ひび割れた眼鏡の向こう
ひび割れた眼鏡の向こう
真夏の体育館は、熱気と汗、そして古びた床の匂いで満ちていた。バッシュが床を擦るキィキィという音、ボールが跳ねる鈍い音が、耳の奥に響く。バスケ部マネージャーの加奈は、今日もどこか虚しかった。容姿と才能に恵まれ、常に周囲の中心にいた。だから、自分を肯定してくれるイケメンばかりと付き合ってきた。今の彼氏、レギュラーのユウタもその一人だった。才能にあぐらをかき、努力を軽んじる彼と、取り巻きの友人たち。その軽薄な笑い声が、加奈の心に鉛のように重く沈んだ。この華やかな世界こそが自分の価値だと信じていた。この虚しさが何なのか、問いかけることすら怖かった。
そんな華やかな舞台の隅で、一人だけ異質な存在がいた。宗太だ。小さな丸眼鏡は鼻の真ん中でずれ、少し猫背。彼の呼び名は「ボール拾い!」。ユウタを含むレギュラー陣は、彼を人間扱いすることすらなく、雑用を押し付けた。加奈は、彼らの横柄な振る舞いを内心で軽蔑しつつも、見て見ぬふりしかできなかった。彼の視線が、自分に向けられることはないと思っていたからだ。
ある日、彼女が忘れ物を取りに戻ると、誰もいないはずの体育館に、ボールの音が響いていた。音のする方へ向かうと、薄暗い体育館の片隅で、宗太が一人、黙々とシュート練習をしていた。窓から差し込む夕日が、宗太の汗に濡れた横顔を、静かに照らしていた。ひびの入った眼鏡の奥から、汗が流れ落ちる。それは、まるで彼のこれまでの不遇な日々が結晶になったようだった。ひび割れたレンズの向こうで、ただひたすらに、ボールを追いかける彼の姿があった。それはまるで、誰にも見られることなく、己の弱さと向き合い続ける者の姿だった。加奈は、これまで自分が追い求めてきた「華やかさ」が、なんて薄っぺらかったのかを思い知らされ、胸が締め付けられるような温かさを感じた。

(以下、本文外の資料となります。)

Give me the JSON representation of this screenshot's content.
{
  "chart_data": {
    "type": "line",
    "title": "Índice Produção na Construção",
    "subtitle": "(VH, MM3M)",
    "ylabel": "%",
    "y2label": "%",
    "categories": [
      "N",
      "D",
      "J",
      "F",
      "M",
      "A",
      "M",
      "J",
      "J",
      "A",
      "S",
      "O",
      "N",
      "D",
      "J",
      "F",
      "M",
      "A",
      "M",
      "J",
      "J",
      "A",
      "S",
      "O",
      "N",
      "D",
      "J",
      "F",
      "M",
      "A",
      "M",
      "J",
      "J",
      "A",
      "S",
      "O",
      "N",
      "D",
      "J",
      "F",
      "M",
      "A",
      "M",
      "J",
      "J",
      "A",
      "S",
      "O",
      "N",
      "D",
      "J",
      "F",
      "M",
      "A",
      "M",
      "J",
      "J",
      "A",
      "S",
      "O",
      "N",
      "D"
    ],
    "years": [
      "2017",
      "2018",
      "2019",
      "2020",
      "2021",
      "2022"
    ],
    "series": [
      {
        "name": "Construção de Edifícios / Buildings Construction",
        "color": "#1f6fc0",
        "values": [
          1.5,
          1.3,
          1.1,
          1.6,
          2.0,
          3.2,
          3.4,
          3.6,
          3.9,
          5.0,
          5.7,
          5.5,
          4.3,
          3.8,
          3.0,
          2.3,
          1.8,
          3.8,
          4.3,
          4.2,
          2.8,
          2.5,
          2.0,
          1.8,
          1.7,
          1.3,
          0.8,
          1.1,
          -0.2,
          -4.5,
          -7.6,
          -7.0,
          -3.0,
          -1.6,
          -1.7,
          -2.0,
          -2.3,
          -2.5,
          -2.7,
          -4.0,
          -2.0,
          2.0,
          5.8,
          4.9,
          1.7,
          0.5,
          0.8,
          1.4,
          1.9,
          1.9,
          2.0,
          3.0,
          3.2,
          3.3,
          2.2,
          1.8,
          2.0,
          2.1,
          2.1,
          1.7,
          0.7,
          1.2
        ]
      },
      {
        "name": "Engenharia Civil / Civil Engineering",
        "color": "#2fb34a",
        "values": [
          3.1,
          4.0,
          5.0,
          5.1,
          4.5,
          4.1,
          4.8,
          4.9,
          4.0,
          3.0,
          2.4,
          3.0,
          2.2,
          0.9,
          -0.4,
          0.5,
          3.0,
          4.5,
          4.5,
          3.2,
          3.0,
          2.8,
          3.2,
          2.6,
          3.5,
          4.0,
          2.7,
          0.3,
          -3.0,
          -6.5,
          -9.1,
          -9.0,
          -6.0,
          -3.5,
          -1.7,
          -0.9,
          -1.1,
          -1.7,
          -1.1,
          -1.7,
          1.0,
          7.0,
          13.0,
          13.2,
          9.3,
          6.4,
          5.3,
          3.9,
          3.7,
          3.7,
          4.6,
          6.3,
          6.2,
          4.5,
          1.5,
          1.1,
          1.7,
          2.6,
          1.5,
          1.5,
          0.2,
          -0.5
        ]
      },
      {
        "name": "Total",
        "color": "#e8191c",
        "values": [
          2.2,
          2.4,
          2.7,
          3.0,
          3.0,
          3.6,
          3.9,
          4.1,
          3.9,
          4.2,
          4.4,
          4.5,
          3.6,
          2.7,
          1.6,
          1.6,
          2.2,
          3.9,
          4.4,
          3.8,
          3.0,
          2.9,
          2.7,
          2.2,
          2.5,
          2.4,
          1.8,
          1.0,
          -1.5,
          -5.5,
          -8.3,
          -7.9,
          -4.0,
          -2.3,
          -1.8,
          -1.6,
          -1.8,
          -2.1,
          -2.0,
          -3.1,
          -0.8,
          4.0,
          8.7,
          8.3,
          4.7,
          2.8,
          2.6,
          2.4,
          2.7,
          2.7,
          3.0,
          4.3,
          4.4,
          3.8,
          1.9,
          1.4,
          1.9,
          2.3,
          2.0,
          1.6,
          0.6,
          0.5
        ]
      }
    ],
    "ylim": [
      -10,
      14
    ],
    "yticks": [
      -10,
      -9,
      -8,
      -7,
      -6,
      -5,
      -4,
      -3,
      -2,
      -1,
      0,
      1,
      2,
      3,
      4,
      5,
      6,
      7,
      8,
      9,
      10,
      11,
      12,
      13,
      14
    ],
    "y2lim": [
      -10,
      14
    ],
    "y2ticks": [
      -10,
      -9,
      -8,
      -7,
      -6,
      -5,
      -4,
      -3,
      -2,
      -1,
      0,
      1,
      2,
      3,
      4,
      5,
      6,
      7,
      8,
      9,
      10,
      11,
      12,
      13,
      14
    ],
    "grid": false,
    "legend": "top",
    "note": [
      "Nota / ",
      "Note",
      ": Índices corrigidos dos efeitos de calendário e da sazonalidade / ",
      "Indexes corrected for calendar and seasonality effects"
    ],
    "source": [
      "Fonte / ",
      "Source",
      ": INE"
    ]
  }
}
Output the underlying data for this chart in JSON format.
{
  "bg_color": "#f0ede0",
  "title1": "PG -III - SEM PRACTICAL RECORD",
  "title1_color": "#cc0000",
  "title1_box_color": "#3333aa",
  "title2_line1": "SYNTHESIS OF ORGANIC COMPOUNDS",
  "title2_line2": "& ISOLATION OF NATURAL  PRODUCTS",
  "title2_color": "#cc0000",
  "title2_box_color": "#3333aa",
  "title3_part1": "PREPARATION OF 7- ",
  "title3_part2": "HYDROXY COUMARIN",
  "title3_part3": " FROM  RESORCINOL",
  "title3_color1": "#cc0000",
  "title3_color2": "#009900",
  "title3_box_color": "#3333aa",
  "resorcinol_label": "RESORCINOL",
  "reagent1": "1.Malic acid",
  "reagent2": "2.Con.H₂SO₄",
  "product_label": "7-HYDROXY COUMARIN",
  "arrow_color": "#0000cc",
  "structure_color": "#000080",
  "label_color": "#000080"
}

次の試合、加奈の忠告を無視して練習を怠っていたユウタが、足を負傷した。顧問はレギュラー交代を命じる。誰もが宗太ではないと思っていた。コートに立つのは、これまで陽の当たらない場所にいた彼だと、誰も想像できなかった。観客席のざわめきが、体育館に満ちる。しかし、顧問は彼の名前を呼んだ。「宗太、行け!」。
宗太は震える足でコートに立った。その顔には、ひびの入った眼鏡。周りからは嘲笑が漏れる。だが、宗太はコートに立った瞬間、別人になった。的確なパス、正確なシュート。そのプレイは、彼のこれまでの努力が報われる「シンデレラストーリー」のようだった。彼を馬鹿にしていたユウタや友人たちは、驚愕するしかなかった。
試合は宗太の活躍によって勝利を収めた。試合後、顧問は実力主義に基づきレギュラーの交代を発表した。「才能に胡座をかいた者と、ひたむきに努力した者、どちらが上か、わかったか?」。その言葉に、ユウタを含む友人たちはただ立ち尽くした。
加奈は宗太に駆け寄った。「宗太君、レギュラーおめでとう。あなたの努力、ずっと見てたよ」。
宗太は驚いた顔で加奈を見つめた。ひびの入った眼鏡の奥の瞳が、これまでの人生で見たことのない光を宿した。 「俺がバスケ部に入ったのは、加奈がいたからです」。
彼の言葉に、加奈は涙を流した。彼女はこれまで、外見や才能に惹かれてきた。しかし、彼女の心を本当に満たしたのは、彼のひたむきな努力と、自分への純粋な想いだった。それは、これまで虚飾で固めてきた自分の価値観が、音を立てて崩れていくようだった。
周囲の喧騒が遠ざかり、二人の世界だけになった。加奈は宗太のひびの入った眼鏡にそっと手を伸ばし、外した。ひび割れたフレームのざらつきと、彼の熱い頬の感触が指先から伝わってくる。これまで彼の努力を象徴していた眼鏡を外し、初めて向き合った彼のまっすぐな瞳に、加奈は安堵の涙を流した。これまでの華やかな世界にはなかった、静かで、温かい光がそこにあった。そして、彼女は彼の唇にそっとキスをした。
それは、彼女にとっての、そしてきっと彼にとっても、新しい世界の扉を開く、始まりの合図だった。